About 150 people jammed the House chamber at the statehouse for the ninth and last in a series of town hall meetings on the process of drawing new maps for Indiana’s nine congressional districts, 50 state Senate districts and 100 state House districts. Nearly all who testified were advocates of redistricting reform, and most were openly cynical about the process, cheering witnesses who predict

a Republican gerrymander, and complaining that the hearings are taking place before there are any maps to look at.

House Elections Chairman Tim Wesco (R-Osceola) plans to hold a hearing around mid-September on the new maps, with the Senate to follow suit after the House passes them. But Senate Elections Chairman Jon Ford (R-Terre Haute) says those hearings will happen at the statehouse, not a repeat of the nine-city barnstorming tour their committees began last Friday. And Wesco says he doesn’t know how long the maps will be publicly available in advance of the hearing.

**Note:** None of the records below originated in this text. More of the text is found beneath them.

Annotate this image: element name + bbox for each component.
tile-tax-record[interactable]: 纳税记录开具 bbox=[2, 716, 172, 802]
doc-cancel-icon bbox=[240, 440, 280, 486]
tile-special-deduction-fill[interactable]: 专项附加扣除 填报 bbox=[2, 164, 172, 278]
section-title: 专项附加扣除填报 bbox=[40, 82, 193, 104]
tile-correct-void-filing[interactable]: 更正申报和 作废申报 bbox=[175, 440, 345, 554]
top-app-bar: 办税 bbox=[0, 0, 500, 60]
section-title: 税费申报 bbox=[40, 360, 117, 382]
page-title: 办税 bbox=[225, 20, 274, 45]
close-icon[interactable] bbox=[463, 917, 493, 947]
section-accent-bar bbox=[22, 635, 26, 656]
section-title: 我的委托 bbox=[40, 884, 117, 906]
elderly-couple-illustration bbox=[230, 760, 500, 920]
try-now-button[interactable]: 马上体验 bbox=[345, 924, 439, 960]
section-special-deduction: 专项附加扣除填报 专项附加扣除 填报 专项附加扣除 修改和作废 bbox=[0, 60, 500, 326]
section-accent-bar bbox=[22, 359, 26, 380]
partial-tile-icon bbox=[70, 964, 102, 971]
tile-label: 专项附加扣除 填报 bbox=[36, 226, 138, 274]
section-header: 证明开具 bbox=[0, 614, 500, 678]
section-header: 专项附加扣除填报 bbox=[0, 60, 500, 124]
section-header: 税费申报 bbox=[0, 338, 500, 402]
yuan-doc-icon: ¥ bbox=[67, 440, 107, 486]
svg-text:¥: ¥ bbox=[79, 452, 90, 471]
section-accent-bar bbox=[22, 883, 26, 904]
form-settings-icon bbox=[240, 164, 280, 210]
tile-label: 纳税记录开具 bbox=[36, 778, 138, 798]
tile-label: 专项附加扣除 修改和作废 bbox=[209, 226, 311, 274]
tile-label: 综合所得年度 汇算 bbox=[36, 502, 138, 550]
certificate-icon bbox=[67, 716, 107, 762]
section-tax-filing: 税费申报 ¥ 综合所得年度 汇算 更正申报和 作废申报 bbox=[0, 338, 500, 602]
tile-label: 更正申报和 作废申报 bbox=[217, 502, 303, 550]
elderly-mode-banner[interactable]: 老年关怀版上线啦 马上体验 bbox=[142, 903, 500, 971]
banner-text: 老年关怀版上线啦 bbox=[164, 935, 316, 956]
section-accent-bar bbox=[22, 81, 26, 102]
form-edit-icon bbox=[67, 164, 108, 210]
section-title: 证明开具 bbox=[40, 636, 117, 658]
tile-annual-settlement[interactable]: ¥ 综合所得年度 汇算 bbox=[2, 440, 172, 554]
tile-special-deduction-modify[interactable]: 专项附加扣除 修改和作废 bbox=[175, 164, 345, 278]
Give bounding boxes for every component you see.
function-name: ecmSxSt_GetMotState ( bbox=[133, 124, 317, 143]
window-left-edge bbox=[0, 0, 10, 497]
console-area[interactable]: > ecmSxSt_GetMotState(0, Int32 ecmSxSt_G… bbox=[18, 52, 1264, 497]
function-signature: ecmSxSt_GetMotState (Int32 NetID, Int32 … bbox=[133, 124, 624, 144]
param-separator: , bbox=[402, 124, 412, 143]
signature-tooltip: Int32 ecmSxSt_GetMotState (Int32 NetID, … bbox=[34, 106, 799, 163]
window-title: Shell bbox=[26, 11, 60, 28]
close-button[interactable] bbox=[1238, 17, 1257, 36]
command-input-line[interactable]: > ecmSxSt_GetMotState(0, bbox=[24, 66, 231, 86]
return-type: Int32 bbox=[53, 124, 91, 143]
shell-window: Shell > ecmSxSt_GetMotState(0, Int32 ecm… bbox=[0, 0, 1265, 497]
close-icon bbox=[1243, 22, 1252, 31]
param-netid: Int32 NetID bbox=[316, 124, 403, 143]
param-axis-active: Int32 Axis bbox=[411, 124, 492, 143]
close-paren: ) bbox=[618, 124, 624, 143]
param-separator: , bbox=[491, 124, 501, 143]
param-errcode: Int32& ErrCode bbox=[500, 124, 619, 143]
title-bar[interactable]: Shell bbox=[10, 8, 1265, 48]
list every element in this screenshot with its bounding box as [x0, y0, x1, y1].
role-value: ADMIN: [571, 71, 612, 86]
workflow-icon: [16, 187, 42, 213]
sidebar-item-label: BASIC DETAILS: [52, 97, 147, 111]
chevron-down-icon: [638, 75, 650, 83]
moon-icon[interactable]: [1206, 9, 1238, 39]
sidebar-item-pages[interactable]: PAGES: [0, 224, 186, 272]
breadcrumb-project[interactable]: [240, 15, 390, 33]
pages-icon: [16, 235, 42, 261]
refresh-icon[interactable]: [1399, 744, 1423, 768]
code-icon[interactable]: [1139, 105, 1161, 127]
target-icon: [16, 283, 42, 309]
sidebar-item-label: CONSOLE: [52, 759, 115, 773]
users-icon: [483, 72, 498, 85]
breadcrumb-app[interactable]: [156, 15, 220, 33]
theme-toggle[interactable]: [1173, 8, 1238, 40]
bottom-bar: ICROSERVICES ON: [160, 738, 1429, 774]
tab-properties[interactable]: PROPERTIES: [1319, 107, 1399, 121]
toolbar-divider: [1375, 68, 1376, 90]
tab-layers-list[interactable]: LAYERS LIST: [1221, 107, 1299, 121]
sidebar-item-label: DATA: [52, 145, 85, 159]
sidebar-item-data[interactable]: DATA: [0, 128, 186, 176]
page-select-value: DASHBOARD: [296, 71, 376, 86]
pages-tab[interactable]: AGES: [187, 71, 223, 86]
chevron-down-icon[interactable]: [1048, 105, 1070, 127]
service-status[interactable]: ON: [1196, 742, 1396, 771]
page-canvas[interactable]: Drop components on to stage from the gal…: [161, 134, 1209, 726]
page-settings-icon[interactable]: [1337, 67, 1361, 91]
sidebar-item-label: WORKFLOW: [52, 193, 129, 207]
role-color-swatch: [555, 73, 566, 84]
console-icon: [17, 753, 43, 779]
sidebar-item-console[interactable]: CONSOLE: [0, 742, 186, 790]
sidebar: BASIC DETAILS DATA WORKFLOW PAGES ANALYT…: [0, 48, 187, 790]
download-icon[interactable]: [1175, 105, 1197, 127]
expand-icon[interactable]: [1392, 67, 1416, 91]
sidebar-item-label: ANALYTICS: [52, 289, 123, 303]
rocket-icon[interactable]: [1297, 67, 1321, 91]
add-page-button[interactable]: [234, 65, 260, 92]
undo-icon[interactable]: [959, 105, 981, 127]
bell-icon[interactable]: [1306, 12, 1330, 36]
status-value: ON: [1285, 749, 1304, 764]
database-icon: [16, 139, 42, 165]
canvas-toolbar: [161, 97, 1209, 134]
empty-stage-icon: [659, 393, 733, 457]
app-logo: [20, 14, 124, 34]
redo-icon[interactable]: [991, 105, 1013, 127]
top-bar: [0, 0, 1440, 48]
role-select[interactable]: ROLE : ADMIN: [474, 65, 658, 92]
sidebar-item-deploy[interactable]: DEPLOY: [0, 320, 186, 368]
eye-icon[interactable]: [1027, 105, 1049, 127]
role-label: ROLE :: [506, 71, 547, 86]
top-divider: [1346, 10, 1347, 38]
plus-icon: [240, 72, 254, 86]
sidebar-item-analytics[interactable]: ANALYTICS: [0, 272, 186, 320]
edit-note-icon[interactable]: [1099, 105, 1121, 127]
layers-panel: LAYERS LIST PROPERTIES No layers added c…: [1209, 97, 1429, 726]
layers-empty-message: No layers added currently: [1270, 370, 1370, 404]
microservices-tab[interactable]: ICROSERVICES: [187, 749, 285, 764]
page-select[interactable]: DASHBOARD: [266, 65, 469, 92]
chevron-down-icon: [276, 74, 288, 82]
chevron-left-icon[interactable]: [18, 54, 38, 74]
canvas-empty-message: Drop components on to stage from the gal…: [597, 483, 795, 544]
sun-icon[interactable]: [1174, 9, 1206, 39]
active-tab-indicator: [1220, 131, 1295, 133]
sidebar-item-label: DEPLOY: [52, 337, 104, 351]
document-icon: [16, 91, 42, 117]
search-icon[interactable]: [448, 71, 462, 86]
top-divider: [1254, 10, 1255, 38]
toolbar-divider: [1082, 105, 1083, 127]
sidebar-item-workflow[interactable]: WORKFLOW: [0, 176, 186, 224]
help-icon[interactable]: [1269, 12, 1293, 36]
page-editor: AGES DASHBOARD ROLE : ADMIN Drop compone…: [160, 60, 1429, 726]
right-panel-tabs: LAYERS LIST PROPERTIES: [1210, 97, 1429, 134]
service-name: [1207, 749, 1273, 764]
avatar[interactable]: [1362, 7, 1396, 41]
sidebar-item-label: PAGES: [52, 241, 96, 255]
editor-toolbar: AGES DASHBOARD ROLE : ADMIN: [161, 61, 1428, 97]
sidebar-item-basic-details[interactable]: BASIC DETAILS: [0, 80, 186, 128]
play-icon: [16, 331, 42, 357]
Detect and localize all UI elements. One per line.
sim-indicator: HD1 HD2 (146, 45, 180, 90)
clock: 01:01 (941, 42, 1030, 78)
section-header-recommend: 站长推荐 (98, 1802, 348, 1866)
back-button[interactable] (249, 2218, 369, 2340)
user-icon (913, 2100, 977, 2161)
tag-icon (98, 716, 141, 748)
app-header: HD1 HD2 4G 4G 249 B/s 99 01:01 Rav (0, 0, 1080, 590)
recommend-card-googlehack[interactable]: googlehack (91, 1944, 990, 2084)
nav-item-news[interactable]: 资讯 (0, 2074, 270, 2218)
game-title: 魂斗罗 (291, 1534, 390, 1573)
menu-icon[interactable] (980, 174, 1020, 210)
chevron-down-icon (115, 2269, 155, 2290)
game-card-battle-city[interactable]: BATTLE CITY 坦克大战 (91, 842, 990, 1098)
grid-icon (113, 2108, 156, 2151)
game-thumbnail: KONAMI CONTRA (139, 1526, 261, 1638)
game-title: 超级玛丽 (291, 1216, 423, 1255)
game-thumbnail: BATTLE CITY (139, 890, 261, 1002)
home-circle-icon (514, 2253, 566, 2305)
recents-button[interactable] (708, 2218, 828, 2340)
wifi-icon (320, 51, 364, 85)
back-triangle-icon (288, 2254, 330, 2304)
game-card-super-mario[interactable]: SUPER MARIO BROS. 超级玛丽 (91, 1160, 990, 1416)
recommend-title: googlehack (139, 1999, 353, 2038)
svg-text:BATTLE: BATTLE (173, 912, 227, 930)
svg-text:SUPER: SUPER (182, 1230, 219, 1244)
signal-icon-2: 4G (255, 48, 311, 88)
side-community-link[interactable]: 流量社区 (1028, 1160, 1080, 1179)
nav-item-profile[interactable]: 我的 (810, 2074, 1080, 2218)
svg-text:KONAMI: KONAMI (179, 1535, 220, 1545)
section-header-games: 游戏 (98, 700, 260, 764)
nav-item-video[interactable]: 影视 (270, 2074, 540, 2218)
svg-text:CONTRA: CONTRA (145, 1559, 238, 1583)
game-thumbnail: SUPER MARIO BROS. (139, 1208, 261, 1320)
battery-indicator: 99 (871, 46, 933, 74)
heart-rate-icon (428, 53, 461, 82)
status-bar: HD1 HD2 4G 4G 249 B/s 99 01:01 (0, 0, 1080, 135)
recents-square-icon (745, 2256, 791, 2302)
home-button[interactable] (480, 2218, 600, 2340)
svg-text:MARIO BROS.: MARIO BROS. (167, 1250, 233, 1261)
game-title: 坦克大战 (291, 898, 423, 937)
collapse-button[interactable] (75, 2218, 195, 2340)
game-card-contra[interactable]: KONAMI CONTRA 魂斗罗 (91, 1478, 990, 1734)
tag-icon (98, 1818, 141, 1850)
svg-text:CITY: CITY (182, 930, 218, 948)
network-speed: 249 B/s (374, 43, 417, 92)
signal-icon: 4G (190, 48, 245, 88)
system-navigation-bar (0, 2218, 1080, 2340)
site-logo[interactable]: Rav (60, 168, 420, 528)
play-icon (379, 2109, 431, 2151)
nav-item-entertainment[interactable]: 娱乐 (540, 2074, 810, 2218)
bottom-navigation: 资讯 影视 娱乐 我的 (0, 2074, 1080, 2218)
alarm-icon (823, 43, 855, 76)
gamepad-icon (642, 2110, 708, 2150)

Activists called for anywhere from a week to a month to review the maps before those hearings. Wesco says the longer the delay in passing maps, the harder it will be for county clerks to make plans to get the right ballots to the right precincts before the May primary.

Activists and legislators in both parties all say the prime goal for the new maps should be to keep “communities of interest” such as cities, counties, or school districts, undivided, while following federal requirements to avoid diluting minority votes. But Democrats and hearing witnesses accused Republicans of planning to slice data to maximize the number of districts they can count on winning. Several witnesses charge the current maps, passed in 2011, are unfair, creating too many safe districts and denying citizens a true voice in who represents them.

In 45 congressional elections on the current maps, just three were decided by less than 10 points, while three districts were never decided by less than 23.

Democratic strength has been overwhelmingly concentrated in a few large cities and university communities. Last year, former president Donald Trump carried all but five of Indiana’s counties, and Republican Governor Eric Holcomb won all but three.

Earlier this year, activists formed a nine-member shadow redistricting commission with three Republicans, three Democrats, and three independent or third-party members. That panel plans to solicit maps from citizens and pick one to submit to legislators with a challenge to pass it instead of drawing their own districts. Advocates and Democratic legislators argue it’s an inherent conflict of interest for the General Assembly to draw maps for itself.